Quote of the Week: Story is born in that place where the subjective and objective realms touch. – Robert McKee in Story
As much as I try to educate writers about writing through writing, I have to acknowledge that we live in a visual world. I found this painfully true in the last week when I had to replace a lawn sprinkler. The instructions for adjusting the direction and strength of the spray had zero words—just a pictograph of tools and controls and arrows—which I found so confusing that after ten minutes I was shouting, Just give me the words!
This seems to be how most people live now; they understand and think through image, not words or concepts. Even some writers understand writing better through images. And I believe most writers can benefit from the visual aspects of the storytelling craft.
Visual media has a power to make us better writers, because our brains interpret it in a different way from writing. (And keep in mind that a primary goal of writing is to create an image in the mind of a reader.) It’s more organic, and doesn’t rely on our ability to translate words into images. Words link to us through a system of logic (sometimes called language) that requires an exact understanding of the meaning of words and how they are used. The visual often has a direct link to the emotional state of the viewer. There’s no need to parse meaning to create images—that part is done for you, and allows for immediate identification with the characters in the story.

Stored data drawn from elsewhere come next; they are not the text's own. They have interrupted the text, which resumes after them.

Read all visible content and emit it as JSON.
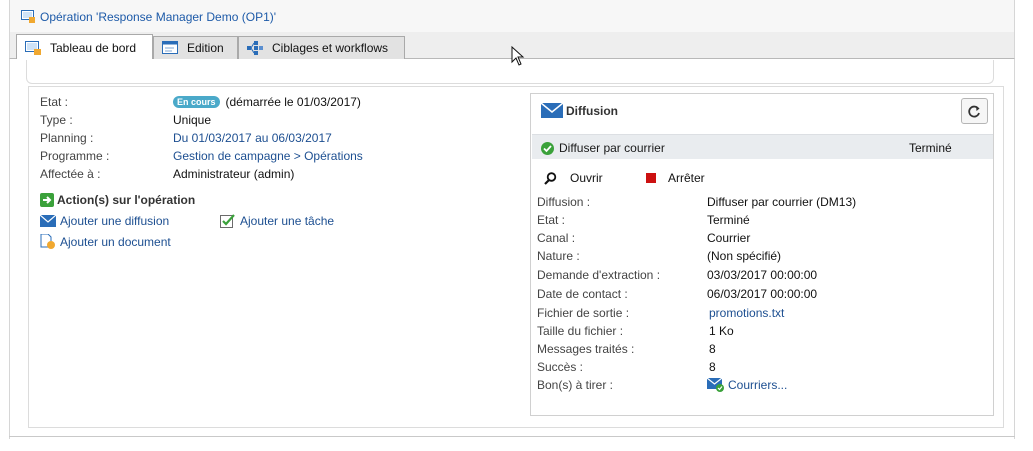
{
  "window": {
    "title": "Opération 'Response Manager Demo (OP1)'"
  },
  "tabs": [
    {
      "label": "Tableau de bord",
      "icon": "dashboard-icon",
      "active": true
    },
    {
      "label": "Edition",
      "icon": "window-edit-icon",
      "active": false
    },
    {
      "label": "Ciblages et workflows",
      "icon": "workflow-icon",
      "active": false
    }
  ],
  "operation": {
    "etat_label": "Etat :",
    "etat_badge": "En cours",
    "etat_value": "(démarrée le 01/03/2017)",
    "type_label": "Type :",
    "type_value": "Unique",
    "planning_label": "Planning :",
    "planning_value": "Du 01/03/2017 au 06/03/2017",
    "programme_label": "Programme :",
    "programme_value": "Gestion de campagne > Opérations",
    "affectee_label": "Affectée à :",
    "affectee_value": "Administrateur (admin)"
  },
  "actions": {
    "title": "Action(s) sur l'opération",
    "add_delivery": "Ajouter une diffusion",
    "add_task": "Ajouter une tâche",
    "add_document": "Ajouter un document"
  },
  "diffusion": {
    "title": "Diffusion",
    "item_label": "Diffuser par courrier",
    "item_status": "Terminé",
    "open_label": "Ouvrir",
    "stop_label": "Arrêter",
    "details": [
      {
        "label": "Diffusion :",
        "value": "Diffuser par courrier (DM13)",
        "link": false
      },
      {
        "label": "Etat :",
        "value": "Terminé",
        "link": false
      },
      {
        "label": "Canal :",
        "value": "Courrier",
        "link": false
      },
      {
        "label": "Nature :",
        "value": "(Non spécifié)",
        "link": false
      },
      {
        "label": "Demande d'extraction :",
        "value": "03/03/2017 00:00:00",
        "link": false
      },
      {
        "label": "Date de contact :",
        "value": "06/03/2017 00:00:00",
        "link": false
      },
      {
        "label": "Fichier de sortie :",
        "value": "promotions.txt",
        "link": true
      },
      {
        "label": "Taille du fichier :",
        "value": "1 Ko",
        "link": false
      },
      {
        "label": "Messages traités :",
        "value": "8",
        "link": false
      },
      {
        "label": "Succès :",
        "value": "8",
        "link": false
      },
      {
        "label": "Bon(s) à tirer :",
        "value": "Courriers...",
        "link": true
      }
    ]
  },
  "colors": {
    "link": "#1d4f91",
    "badge": "#4aa9c9",
    "success": "#3aa13a",
    "stop": "#cc1111",
    "band": "#e9ecef"
  }
}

Writers need to know both ways of communicating. Which is why I believe writers should watch movies to become better writers—not watch them as fans, but as students and critics.
The first book about writing that I read was not really a book about writing. Instead it was a book about screenwriting: Story by Robert McKee. Both the book and the author are regarded among the best in teaching the craft of screenwriting. Not surprisingly, the techniques described in the book work just as well for writers of fiction.
McKee deals primarily with how a movie script can create images that engage the viewers’ emotions. It discusses the momentum of a story and character building, aspects of writing that serve both genre and literary writers. He describes, for example, how tension is created and maintained through a series of inciting incidents and turning points, and how that tension is heightened by creating gaps between the viewer’s (reader’s) expectation and the actual results of actions.
Learning these techniques, and reinforcing them while watching movies, can help a lot of writers break bad habits in their work. Notice for example, how a good movie soon presents a scene that contains some tension requiring a character choice (inciting incident). Take The Hunger Games for example (which of course was based on a book). It jumps right into the first inciting incident, when Katniss must choose whether to let her little sister be drafted into the combat (where she’ll surely die), or volunteer to take her place. It doesn’t start with a leisurely description of the dystopian world in which they live (as so much poor writing would). It allows the viewer to become part of that world by simply being in it.
Sometimes, when I’m watching a movie at home and I view a scene that works particularly well, I’ll stop and rewind a bit, to understand how the screenwriter and director set it up. Usually they’ve planted elements earlier in the plot that establish motivation or provide a critical clue to what comes later, even though those things aren’t apparent at first. Watch enough of them, and you’ll start to notice them when they first appear, especially in the bad movies. Then, like me, you can watch Hunger Games 3: The Mockingjay, and demand your money back when the evil new president stands directly behind and above the old president so when Katniss aims her bow to execute the old one, all she has to do is raise it a few degrees to kill the new one instead. (It would have been poetic justice if they’d had the screenwriter or director stand up there.)
Anyway, read Story. Watch movies. Don’t forget the red vines.